Budhi menambahkan, jumlah peserta lomba lari maraton juga mesti dibatasi agar aturan jaga jarak bisa diterapkan dengan baik. Panduan yang disusun Kemenparekraf juga menyatakan peserta lomba, penyelenggara, tamu undangan, dan wartawan peliput lomba harus menjalani tes Covid-19. Dalam panduan itu, tidak disebut secara rinci apakah tes itu berupa tes cepat (rapid test) atau tes usap (swab).
Menurut Budhi, tes yang dimaksud itu bisa tes cepat, tes usap, atau tes antigen. Tes antigen juga bisa menjadi pilihan karena tes itu memiliki akurasi lebih tinggi dibandingkan tes cepat, tetapi biayanya tidak semahal tes usap. ”Kalau penyelenggara bisa melakukan swab, itu lebih baik,” ujarnya.

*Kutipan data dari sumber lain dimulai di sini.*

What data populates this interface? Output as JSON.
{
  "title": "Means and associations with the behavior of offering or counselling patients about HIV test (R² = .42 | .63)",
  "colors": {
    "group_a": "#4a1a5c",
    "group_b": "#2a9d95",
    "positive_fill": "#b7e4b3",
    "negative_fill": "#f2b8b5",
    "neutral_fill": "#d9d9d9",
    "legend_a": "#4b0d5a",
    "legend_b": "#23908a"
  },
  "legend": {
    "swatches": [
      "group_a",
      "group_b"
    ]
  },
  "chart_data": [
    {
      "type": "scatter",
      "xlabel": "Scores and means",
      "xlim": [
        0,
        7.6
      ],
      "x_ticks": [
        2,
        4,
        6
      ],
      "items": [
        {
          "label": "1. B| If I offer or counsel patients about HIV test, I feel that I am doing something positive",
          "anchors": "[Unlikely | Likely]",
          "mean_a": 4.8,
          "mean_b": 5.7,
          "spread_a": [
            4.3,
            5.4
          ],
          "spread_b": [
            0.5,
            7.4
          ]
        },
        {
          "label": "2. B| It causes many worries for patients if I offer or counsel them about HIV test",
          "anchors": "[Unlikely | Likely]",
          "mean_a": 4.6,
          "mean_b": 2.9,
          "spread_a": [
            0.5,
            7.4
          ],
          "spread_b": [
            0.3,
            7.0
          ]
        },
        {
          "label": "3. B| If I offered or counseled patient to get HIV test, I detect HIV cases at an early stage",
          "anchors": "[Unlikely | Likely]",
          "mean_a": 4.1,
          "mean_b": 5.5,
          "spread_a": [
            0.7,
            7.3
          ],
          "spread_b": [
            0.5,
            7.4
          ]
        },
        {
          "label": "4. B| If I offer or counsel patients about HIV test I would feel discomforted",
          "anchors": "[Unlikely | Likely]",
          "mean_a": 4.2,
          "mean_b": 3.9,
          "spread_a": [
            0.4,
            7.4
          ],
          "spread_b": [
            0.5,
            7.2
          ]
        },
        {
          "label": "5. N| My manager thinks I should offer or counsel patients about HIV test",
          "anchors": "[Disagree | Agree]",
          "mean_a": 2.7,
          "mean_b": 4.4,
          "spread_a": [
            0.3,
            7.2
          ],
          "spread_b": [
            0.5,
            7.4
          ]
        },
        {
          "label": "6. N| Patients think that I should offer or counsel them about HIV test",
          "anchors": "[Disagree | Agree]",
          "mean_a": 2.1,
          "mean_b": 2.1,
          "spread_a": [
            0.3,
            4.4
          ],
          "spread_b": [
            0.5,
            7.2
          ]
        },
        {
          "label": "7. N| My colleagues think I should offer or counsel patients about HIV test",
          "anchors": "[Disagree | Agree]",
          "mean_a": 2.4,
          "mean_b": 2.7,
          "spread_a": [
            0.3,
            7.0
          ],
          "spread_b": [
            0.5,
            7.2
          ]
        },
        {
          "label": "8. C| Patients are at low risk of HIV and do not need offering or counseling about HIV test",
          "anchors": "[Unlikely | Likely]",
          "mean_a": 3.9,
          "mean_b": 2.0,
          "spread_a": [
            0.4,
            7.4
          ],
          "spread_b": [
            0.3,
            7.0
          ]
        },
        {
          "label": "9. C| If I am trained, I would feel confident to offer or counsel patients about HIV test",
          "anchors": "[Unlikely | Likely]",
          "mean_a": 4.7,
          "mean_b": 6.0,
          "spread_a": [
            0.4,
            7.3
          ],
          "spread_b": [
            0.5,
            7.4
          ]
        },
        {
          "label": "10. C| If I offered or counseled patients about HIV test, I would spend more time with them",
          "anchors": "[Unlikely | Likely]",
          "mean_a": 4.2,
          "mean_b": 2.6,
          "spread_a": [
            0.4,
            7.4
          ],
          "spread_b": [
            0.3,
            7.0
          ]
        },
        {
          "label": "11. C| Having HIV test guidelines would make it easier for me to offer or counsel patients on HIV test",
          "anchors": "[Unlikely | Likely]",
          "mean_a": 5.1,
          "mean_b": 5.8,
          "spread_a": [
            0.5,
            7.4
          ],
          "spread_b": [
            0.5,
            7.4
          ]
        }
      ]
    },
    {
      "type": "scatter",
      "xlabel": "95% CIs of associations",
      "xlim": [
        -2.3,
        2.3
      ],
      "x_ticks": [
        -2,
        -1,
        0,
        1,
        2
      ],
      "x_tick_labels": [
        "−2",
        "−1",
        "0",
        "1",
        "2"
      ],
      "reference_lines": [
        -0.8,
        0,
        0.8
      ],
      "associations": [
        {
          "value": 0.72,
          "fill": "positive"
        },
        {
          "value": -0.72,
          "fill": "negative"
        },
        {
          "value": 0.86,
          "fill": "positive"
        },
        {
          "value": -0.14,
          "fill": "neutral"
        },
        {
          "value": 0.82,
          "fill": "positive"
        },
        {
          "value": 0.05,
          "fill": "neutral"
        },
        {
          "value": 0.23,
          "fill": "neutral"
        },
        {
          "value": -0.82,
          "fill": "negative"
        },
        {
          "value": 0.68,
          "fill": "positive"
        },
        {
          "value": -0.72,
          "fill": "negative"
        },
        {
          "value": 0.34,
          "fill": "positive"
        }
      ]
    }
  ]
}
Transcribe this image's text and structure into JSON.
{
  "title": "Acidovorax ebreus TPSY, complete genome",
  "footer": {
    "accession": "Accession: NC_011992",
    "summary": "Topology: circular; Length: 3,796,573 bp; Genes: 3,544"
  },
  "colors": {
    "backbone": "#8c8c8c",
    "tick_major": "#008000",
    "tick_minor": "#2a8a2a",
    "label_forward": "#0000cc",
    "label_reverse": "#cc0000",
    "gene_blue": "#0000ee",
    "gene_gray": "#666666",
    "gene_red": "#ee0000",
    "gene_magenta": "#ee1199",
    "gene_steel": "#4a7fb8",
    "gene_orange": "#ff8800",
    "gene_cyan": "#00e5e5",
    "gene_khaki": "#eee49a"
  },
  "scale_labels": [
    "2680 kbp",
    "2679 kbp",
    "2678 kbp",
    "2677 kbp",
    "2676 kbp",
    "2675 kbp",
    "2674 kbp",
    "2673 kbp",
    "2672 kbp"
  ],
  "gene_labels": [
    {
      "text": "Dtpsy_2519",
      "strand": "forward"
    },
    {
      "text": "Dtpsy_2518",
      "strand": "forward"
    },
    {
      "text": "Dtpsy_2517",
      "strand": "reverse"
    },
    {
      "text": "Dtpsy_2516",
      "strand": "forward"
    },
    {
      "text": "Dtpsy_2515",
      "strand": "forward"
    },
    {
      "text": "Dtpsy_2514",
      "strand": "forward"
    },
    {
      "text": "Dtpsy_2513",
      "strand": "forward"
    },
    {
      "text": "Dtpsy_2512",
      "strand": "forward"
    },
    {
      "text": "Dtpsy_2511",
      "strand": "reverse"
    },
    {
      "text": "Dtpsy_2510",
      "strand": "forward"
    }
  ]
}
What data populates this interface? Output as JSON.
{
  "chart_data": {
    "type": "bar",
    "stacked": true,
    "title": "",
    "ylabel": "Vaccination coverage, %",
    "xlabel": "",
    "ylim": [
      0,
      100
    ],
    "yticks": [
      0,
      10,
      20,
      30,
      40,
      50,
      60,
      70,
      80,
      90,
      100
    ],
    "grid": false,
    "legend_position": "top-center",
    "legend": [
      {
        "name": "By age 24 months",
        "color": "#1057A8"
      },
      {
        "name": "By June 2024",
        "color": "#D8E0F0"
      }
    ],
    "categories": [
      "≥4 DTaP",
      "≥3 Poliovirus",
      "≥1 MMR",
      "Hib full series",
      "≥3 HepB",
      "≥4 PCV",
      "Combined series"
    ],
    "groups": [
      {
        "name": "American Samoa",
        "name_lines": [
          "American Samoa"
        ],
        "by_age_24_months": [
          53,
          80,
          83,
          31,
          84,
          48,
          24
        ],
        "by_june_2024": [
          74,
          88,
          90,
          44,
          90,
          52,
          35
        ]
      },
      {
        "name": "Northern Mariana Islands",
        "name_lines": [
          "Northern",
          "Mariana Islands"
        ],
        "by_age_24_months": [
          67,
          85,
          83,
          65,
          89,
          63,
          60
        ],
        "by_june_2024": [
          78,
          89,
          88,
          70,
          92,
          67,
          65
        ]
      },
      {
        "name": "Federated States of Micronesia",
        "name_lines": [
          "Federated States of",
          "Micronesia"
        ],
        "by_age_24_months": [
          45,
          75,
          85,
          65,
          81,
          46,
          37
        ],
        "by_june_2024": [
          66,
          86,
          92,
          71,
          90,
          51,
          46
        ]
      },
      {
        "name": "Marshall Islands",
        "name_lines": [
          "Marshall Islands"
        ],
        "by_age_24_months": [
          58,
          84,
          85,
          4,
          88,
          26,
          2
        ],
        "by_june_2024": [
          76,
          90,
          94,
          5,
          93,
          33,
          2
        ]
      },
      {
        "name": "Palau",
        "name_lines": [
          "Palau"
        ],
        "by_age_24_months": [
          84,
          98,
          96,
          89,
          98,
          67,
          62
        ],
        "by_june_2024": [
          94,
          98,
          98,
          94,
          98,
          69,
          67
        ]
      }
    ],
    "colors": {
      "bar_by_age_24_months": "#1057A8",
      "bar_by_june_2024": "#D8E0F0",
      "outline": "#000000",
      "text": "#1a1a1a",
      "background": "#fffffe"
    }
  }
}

Terkait penyelenggaraan Borobudur Marathon 2020, Budhi menuturkan ada pembatasan peserta. Borobudur Marathon 2020 direncanakan digelar pada 15 November 2020 di Kabupaten Magelang, Jawa Tengah. Namun, dalam Borobudur Marathon 2020, para peserta yang akan berlari di lokasi itu dibatasi hanya 30 orang yang merupakan pelari elite.
Budhi menyebut, pelari yang berlomba di lokasi adalah para atlet lari nasional yang pernah meraih juara di Borobudur Marathon sebelumnya serta para pelari yang telah lolos seleksi Pekan Olahraga Nasional (PON) 2020. Seluruh pelari tersebut akan menjalani tes usap sebelum mengikuti lomba.
”Seluruh pelari elite itu akan menjalani swab sehingga kondisi kesehatannya benar-benar diketahui. Kami juga melakukan pemantauan selama 14 hari sebelum dan 14 hari sesudah lomba. Jadi, swab akan dilakukan secara berkala, tidak hanya sekali,” ungkap Budhi.